Takeout gets a Paleo spin with fresh chow mein zucchini noodles. Spiralized zucchini is tossed in a sweet and tangy sauce with veggies for a light, healthy meal.
For this plant-based recipe, zucchini noodles amp up fiber while also packing much more nutritional punch than traditional chow mein noodles. This quick and convenient meal is ready for the table in under 30 minutes, making it a go-to for busy days.
Start by lightly tenderizing carrots, celery and cabbage in a large wok or skillet with toasted sesame oil. Toasted sesame oil adds a ton of flavor and aroma, making it terrific for stir-frying and as a sauce base. Once veggies start to tenderize, the rest of the sauce ingredients are added. Coconut aminos are a Paleo staple and the perfect replacement to soy sauce, with far less sodium. Coconut sugar is added to the sauce for a touch of sweetness and to help thicken it up.

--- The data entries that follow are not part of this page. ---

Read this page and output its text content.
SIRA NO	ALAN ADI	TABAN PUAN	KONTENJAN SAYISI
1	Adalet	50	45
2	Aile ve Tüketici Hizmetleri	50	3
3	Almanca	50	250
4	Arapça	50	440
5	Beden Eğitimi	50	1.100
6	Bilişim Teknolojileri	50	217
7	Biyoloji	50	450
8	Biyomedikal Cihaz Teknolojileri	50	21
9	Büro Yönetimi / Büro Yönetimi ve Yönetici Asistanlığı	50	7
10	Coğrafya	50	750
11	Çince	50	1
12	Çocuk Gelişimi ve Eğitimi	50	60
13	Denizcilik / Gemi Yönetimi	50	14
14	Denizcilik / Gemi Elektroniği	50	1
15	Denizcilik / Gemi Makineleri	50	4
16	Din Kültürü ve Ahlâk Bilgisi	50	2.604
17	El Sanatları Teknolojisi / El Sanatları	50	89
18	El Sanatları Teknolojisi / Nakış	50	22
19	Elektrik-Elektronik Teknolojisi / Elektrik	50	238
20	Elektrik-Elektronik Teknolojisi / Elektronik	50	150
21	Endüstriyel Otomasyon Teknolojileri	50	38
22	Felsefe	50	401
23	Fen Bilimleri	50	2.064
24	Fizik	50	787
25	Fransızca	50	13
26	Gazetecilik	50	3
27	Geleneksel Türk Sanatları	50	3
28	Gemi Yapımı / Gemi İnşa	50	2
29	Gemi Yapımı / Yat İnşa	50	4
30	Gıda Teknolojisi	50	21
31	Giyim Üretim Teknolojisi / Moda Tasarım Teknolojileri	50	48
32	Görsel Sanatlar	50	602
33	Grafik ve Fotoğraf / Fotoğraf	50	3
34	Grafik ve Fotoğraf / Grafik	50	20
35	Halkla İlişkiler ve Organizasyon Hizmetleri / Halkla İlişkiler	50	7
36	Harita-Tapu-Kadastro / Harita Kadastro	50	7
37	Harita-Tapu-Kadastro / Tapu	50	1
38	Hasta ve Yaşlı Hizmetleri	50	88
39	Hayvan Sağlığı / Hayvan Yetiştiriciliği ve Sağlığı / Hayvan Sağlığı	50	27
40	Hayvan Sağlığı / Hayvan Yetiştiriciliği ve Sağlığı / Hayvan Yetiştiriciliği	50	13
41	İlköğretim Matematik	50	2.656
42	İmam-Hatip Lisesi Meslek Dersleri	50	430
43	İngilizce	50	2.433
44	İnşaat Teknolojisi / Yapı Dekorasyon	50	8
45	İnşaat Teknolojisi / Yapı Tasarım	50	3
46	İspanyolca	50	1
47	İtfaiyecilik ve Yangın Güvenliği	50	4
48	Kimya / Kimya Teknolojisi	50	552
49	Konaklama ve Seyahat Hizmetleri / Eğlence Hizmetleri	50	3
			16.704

I like my zucchini noodles to stay a little crunchy, so I cook them just long enough to heat through. If you prefer a softer zoodle, cook them for an additional 2-3 minutes. Finish with some fresh chopped cilantro and a sprinkle of sesame seeds. This recipe also happens to be vegetarian, but feel free to add thin slices of beef or chicken for protein.
Light, Healthy Chow Mein Made with Zucchini Noodles
For the Noodles:
- 2 medium zucchini
- 1 cup celery, thinly sliced
- 1 cup shredded carrots
- 1 cup shredded green cabbage
- 1/2 cup green onions, thinly sliced
- 2 T toasted sesame oil
For the Sauce:
- 4 T coconut aminos
- 1 t coconut sugar
- 1 garlic clove, minced
- 1/2 t ginger, grated
- Chopped cilantro
- Sesame seeds
- Using a spiral slicer on 3mm blade, slice zucchini into noodles and place into a bowl.
- Heat sesame oil in a large skillet over medium heat. Add celery, cabbage and carrots. Cook 5 minutes.
- Whisk ingredients for sauce in a small bowl. Pour sauce into skillet and stir. Cook 3 minutes.
- Add scallions and zucchini noodles. Stir again. Cook 4-5 minutes longer. Finish with sesame seeds and cilantro.
Tip: For the heat lovers out there, spice this dish up with a sprinkle of red pepper flakes or Thai chili peppers.